The bride’s full length white dress swished gently in the heat of the English afternoon as she entered the cooler enclave of the village church. She began walking down the aisle as the organ played, a knowing smile playing at her lips.
There he was. Her English gentleman. Tall, dark and handsome. His morning suit cut flawlessly to reveal his strong frame. When he caught her eye he smiled widely, encouragingly … but not quite flawlessly. There was something in the tightness at the corners of his mouth, an uneven intake of breath, his eyes betraying a pain, deep in his soul. Something was wrong.
Such tell-tale signs would be noticeable only to herself, she realised. Thirteen years together, the last two engaged. No one on earth was closer to him. Her eyes fluttered closed for a moment as she thought of the promise of lifelong happiness, contentment and companionship, by his side.
Each step was taking her closer to him, and each moment taking him closer to the two things he wanted today more than anything. Not that he realised it yet. Because she knew exactly where the tightness in his smile was coming from, the pain in his soul. Her smile broadened as she envisaged her impending surprise.
She looked left and right. Such a small perfect village church, of which he had such fond memories from his childhood. He spoke of village fetes in the church hall, May Day celebrations, and summers watching cricket on the green. It was his dream to be married here. Just not today.
In looking around she noticed her family and friends, his family and friends. Many smiling broadly and joyously. Some smiling a little less enthusiastically. And some with the beginnings of a grimace forming on their facing before quickly attempting to hide it as they caught her eye.
Five minutes until kick-off, she estimated.
Less than a minute until her marriage began, she knew, as she reached the top of the aisle.
She gave the minister a knowing nod. Of all those relieved by her plan, he was almost the ecstatic. She turned to face her betrothed. That would be second-most ecstatic soon, she thought.
She turned further to face the congregation. The organist finished. There was silence throughout the church. A faint murmur could be heard from the pub over the road, permeating even these thick old stone walls. At least half the congregation glowered inwardly at the sound of the festivities outside.
“Ladies and Gentleman” she began, to a slightly stunned congregation. She smiled more warmly “friends and family.” She paused. “We all know that our marriage is not the only event on today, albeit the one you have all loyally chosen to view.”
There were a few random coughs. Some embarrassed faces surreptitiously replacing phones in pockets like naughty school children.
“By my reckoning, we are about 4 minutes to kick-off, yes?”
She looked for confirmation. Many were nodding. Some more vigorously than others.
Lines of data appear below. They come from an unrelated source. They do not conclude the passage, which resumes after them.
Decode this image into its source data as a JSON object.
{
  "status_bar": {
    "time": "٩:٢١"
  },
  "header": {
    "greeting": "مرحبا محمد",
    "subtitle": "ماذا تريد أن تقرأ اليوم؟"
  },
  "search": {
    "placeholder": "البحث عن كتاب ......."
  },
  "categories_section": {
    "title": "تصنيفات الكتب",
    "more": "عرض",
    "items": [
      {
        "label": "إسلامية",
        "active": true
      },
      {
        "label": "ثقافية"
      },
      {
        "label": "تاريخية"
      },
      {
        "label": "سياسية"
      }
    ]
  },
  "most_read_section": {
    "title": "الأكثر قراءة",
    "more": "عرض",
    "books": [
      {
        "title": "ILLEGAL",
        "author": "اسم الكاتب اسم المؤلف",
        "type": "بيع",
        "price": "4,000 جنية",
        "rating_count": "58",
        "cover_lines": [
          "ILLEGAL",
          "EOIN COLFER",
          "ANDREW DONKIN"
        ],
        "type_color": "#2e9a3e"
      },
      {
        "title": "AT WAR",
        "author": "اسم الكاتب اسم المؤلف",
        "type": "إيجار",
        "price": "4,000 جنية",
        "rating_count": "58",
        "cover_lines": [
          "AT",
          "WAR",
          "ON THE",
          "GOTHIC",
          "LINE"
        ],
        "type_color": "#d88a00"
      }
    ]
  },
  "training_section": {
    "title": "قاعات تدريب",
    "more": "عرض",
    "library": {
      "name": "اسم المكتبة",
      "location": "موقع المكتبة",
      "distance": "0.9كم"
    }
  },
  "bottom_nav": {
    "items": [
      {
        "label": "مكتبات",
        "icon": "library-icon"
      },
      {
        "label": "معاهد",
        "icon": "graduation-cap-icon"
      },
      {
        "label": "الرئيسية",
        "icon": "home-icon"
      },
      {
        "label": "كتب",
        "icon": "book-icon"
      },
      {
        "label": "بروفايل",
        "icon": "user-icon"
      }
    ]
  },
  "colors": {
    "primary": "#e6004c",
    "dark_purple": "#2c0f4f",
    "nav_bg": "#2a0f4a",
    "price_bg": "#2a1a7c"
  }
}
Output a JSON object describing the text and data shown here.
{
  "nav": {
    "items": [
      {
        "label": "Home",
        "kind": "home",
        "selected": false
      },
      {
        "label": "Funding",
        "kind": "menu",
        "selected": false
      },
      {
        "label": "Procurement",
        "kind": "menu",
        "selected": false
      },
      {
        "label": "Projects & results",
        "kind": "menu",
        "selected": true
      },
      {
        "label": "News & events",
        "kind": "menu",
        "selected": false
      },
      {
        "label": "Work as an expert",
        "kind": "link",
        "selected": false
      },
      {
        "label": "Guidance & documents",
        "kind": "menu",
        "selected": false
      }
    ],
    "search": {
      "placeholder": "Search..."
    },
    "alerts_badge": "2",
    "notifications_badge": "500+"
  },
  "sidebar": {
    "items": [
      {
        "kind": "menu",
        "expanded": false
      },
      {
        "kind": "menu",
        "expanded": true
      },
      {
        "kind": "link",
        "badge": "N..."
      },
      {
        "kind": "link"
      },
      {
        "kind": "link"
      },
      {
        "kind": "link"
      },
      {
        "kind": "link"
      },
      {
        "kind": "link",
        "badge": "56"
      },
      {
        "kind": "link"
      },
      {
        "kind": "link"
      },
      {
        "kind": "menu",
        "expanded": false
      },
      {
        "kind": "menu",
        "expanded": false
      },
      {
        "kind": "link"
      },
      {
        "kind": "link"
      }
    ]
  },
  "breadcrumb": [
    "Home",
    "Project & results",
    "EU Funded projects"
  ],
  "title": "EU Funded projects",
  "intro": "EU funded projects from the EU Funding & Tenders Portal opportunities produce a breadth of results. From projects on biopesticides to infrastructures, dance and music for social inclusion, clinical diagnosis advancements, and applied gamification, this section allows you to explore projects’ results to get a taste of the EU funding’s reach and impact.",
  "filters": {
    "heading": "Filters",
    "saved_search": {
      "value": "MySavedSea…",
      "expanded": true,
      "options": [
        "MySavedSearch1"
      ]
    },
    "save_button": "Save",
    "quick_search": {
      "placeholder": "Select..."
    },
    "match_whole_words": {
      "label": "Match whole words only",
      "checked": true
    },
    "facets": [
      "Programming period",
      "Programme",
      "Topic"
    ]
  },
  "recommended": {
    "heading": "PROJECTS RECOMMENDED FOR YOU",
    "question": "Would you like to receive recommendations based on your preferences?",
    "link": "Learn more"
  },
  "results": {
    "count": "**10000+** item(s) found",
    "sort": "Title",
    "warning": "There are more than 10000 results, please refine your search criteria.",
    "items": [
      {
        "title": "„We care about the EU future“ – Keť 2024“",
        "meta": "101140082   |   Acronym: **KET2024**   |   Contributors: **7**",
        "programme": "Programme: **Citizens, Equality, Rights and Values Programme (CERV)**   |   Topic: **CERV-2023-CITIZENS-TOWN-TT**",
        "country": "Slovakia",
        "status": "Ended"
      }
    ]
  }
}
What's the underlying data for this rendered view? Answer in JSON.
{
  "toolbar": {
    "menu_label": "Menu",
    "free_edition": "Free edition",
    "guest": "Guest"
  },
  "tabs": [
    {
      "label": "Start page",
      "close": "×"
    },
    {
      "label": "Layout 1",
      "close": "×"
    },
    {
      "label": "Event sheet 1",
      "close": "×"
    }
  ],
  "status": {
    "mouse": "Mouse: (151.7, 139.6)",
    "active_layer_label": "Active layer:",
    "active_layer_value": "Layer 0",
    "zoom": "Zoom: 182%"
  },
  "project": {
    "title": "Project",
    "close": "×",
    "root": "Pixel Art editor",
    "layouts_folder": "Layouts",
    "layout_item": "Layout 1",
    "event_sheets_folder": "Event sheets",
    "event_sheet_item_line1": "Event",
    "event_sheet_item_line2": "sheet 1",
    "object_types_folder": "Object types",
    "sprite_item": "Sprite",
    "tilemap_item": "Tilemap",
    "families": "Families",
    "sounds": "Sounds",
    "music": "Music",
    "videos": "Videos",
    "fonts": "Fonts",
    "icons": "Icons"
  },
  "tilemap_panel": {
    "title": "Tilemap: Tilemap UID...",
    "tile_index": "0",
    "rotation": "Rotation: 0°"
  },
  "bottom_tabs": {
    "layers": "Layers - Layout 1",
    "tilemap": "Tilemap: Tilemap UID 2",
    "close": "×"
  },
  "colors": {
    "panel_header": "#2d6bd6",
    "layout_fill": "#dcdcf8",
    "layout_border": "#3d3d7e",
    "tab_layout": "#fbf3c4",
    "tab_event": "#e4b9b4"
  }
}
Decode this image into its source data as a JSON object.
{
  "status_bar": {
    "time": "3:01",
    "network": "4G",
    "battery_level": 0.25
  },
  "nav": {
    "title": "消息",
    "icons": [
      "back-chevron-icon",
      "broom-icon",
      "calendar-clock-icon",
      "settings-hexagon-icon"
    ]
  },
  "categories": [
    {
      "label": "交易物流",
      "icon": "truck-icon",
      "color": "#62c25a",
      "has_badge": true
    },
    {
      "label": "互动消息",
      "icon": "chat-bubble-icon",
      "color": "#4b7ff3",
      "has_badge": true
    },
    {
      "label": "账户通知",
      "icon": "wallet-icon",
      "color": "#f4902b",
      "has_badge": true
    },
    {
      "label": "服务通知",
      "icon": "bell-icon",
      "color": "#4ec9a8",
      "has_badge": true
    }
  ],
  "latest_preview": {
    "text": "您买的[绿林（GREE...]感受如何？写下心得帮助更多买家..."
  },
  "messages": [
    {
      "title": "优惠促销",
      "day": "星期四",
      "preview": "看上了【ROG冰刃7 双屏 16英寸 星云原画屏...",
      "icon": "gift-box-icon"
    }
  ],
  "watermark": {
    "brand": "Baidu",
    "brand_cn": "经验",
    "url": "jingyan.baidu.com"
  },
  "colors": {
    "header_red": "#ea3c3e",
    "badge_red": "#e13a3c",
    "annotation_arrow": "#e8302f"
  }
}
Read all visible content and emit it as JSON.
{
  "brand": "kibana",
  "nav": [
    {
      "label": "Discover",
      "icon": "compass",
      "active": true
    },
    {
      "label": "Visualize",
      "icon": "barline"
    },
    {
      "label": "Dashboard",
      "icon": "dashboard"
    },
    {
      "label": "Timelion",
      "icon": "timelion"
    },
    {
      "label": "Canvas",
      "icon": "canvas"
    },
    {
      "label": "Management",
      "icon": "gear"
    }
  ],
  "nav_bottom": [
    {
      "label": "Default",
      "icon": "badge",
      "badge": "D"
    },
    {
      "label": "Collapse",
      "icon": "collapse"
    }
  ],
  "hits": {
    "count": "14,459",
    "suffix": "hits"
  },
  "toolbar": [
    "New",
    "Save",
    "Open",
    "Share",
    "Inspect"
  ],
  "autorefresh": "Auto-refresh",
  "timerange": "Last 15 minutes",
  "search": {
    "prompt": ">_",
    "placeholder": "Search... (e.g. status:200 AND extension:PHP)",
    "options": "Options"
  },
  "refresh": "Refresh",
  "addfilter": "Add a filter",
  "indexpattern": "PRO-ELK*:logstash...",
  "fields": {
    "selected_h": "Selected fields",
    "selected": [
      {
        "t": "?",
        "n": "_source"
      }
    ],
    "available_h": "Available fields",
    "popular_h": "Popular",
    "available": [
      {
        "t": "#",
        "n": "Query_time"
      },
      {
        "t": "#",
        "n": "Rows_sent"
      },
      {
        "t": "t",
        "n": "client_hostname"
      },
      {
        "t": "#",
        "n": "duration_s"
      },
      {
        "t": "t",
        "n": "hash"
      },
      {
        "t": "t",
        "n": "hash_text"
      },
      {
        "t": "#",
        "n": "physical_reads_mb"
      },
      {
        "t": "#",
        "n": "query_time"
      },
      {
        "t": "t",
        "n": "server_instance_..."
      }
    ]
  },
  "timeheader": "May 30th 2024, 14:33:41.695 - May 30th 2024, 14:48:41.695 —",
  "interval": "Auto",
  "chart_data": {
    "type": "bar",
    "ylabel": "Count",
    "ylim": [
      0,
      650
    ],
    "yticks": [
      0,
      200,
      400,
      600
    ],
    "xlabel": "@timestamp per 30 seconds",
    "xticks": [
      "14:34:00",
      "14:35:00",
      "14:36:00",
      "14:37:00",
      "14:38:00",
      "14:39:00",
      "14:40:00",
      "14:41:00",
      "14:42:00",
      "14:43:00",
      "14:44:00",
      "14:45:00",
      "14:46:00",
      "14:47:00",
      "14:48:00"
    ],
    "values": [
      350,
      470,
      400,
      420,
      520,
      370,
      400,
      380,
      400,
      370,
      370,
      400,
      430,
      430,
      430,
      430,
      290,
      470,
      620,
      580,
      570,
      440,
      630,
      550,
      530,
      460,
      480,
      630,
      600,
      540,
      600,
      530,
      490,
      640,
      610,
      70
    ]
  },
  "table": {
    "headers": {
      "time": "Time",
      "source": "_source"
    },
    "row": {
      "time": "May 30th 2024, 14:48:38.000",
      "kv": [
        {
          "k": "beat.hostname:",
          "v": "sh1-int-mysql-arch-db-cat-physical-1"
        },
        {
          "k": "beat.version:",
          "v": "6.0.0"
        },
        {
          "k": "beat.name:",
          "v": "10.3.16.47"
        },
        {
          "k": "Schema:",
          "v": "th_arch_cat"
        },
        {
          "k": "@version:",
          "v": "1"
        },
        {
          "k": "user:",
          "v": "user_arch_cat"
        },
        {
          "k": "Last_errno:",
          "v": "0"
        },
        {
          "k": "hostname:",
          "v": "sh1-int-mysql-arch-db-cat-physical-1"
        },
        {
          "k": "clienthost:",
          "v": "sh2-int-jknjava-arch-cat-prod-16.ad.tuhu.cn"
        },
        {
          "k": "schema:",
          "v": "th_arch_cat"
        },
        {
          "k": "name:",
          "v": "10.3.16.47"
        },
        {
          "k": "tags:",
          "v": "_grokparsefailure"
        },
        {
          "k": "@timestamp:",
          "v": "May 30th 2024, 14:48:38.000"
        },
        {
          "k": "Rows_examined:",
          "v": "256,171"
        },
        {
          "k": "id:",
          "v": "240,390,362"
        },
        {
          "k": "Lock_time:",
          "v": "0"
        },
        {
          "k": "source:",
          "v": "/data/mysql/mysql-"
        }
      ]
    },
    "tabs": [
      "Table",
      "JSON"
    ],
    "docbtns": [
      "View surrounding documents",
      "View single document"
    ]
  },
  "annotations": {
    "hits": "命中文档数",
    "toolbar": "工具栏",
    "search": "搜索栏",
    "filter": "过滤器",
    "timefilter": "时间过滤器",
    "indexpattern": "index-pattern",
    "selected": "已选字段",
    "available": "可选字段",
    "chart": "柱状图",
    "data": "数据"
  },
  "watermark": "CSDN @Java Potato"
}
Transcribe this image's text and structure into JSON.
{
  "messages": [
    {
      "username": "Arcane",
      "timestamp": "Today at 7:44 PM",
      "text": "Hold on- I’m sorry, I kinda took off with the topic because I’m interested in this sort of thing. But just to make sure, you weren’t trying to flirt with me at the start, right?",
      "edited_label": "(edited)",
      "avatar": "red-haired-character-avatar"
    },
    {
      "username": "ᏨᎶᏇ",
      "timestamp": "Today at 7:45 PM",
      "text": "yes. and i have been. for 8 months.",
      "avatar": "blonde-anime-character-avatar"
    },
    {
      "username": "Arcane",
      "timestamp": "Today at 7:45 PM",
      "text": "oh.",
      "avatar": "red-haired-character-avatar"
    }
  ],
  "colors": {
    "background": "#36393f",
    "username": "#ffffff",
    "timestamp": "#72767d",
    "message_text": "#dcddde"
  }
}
She noticed his Granny smiling and nodding too. But that was the dementia.
“We have a beautiful ceremony planned. Readings, hymns, vows, reflections … solemn and important moments…”
She left these images hanging in the air for a moment.
“But, our kindly minister here” she gestured to the man beaming behind her “has promised he can get through the marrying part in just 3 minutes, leaving us all 1 minute to walk through the side doors there to the church hall where he has personally placed and tested his 60-inch TV, and the bridesmaids have kindly stocked the tea and coffee counter with cold beer on ice.”
Shock was turning to smiles. Smiles were turning to cheers.
“So that’s a yes?” she asked unnecessarily.
She turned back to her beloved husband-to-be. He was crying.
“Yes?” she asked again, smiling.
He nodded vigorously, unable to talk.
“Do you take this woman…”
[3 minutes later]
“…husband and wife.”
The cheers that echoed through the church had never been rivalled in its 400-year history.
The organist struck up an enthusiastic hymn-like melody. As they filed from their pews towards the side door recently opened by a beckoning church warden, the congregation caught on and joined in “It’s coming home….”
With the newly-married couple in the lead, the jubilant congregation entered the church hall decked out with crosses on every wall: red and white on one side, blue and yellow on the other.
The groom turned to his new, beautiful, wife.
“I will love you through thick and thin, in sickness and in health…”
“My darling husband” replied Annika with the barest lilt of an accent still perceptible after 15 years in London, as she popped open a beer and flicked her long blonde hair over her shoulder “in 90 minutes I expect we will have beaten you 5-nil. Let’s see if you love me through that first.”